This article explains how to use the IN
operator when filtering data in Spark SQL against multiple values. It serves as an alternative for Boolean OR
where a single column is compared with multiple values using an equal condition.
Let us start by understanding the basic concepts and then proceed with hands-on tasks to implement the concepts discussed.
Using IN
Operator in SQL
The IN
operator is a convenient way to filter data based on multiple values within a single column. Here’s an example illustrating its usage:
airtraffic.filter("Origin IN ('ORD', 'DFW', 'ATL', 'LAX', 'SFO')").count()
Using isin
Function in PySpark API
In the API Style, you can also use the isin
function to achieve the same result.

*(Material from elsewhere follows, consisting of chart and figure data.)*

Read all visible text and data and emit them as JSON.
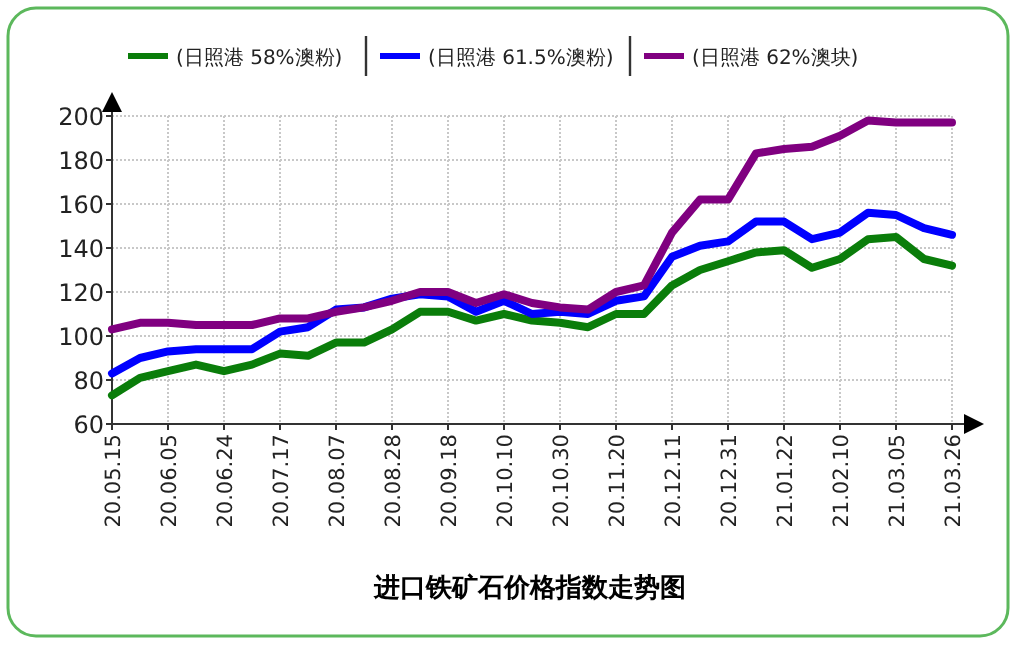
{
  "chart_data": {
    "type": "line",
    "title": "进口铁矿石价格指数走势图",
    "categories": [
      "20.05.15",
      null,
      "20.06.05",
      null,
      "20.06.24",
      null,
      "20.07.17",
      null,
      "20.08.07",
      null,
      "20.08.28",
      null,
      "20.09.18",
      null,
      "20.10.10",
      null,
      "20.10.30",
      null,
      "20.11.20",
      null,
      "20.12.11",
      null,
      "20.12.31",
      null,
      "21.01.22",
      null,
      "21.02.10",
      null,
      "21.03.05",
      null,
      "21.03.26"
    ],
    "series": [
      {
        "name": "(日照港 58%澳粉)",
        "color": "#0a7d0a",
        "values": [
          73,
          81,
          84,
          87,
          84,
          87,
          92,
          91,
          97,
          97,
          103,
          111,
          111,
          107,
          110,
          107,
          106,
          104,
          110,
          110,
          123,
          130,
          134,
          138,
          139,
          131,
          135,
          144,
          145,
          135,
          132
        ]
      },
      {
        "name": "(日照港 61.5%澳粉)",
        "color": "#0000ff",
        "values": [
          83,
          90,
          93,
          94,
          94,
          94,
          102,
          104,
          112,
          113,
          117,
          119,
          118,
          111,
          116,
          110,
          111,
          110,
          116,
          118,
          136,
          141,
          143,
          152,
          152,
          144,
          147,
          156,
          155,
          149,
          146
        ]
      },
      {
        "name": "(日照港 62%澳块)",
        "color": "#800080",
        "values": [
          103,
          106,
          106,
          105,
          105,
          105,
          108,
          108,
          111,
          113,
          116,
          120,
          120,
          115,
          119,
          115,
          113,
          112,
          120,
          123,
          147,
          162,
          162,
          183,
          185,
          186,
          191,
          198,
          197,
          197,
          197
        ]
      }
    ],
    "ylim": [
      60,
      200
    ],
    "yticks": [
      60,
      80,
      100,
      120,
      140,
      160,
      180,
      200
    ],
    "grid": true,
    "legend": "top",
    "marker": "none",
    "line_style": "solid"
  }
}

Here’s an example using API Style:
from pyspark.sql.functions import col
airtraffic.filter(col("Origin").isin("ORD", "DFW", "ATL", "LAX", "SFO")).count()
Hands-On Tasks
Let’s perform some hands-on tasks to apply the concepts we discussed:
- Read the data for the month of January 2008:
airtraffic_path = "/public/airtraffic_all/airtraffic-part/flightmonth=200801"
airtraffic = spark.read.parquet(airtraffic_path)
airtraffic.printSchema()
- Get the count of flights departed from major airports - ORD, DFW, ATL, LAX, SFO:
airtraffic.filter("Origin IN ('ORD', 'DFW', 'ATL', 'LAX', 'SFO')").count()
API Style:
from pyspark.sql.functions import col
airtraffic.filter(col("Origin").isin("ORD", "DFW", "ATL", "LAX", "SFO")).count()
- Get the number of flights departed late on Sundays and Saturdays:
airtraffic.withColumn("FlightDate", concat(col("Year"), lpad(col("Month"), 2, "0"), lpad(col("DayOfMonth"), 2, "0"))).\
filter("IsDepDelayed = 'YES' AND Cancelled = 0 AND date_format(to_date(FlightDate, 'yyyyMMdd'), 'EEEE') IN ('Saturday', 'Sunday')").count()
API Style:
from pyspark.sql.functions import col, concat, lpad, date_format, to_date
airtraffic.withColumn("FlightDate", concat(col("Year"), lpad(col("Month"), 2, "0"), lpad(col("DayOfMonth"), 2, "0"))).\
filter((col("IsDepDelayed") == "YES") & (col("Cancelled") == 0) & (date_format(to_date("FlightDate", "yyyyMMdd"), "EEEE").isin("Saturday", "Sunday"))).count()
Conclusion
In this article, we explored how to use the IN
operator or isin
function for filtering data in Spark SQL. By understanding and implementing these concepts, readers can efficiently filter data based on specific conditions and column values. I encourage you to practice these tasks and engage with the community for further learning.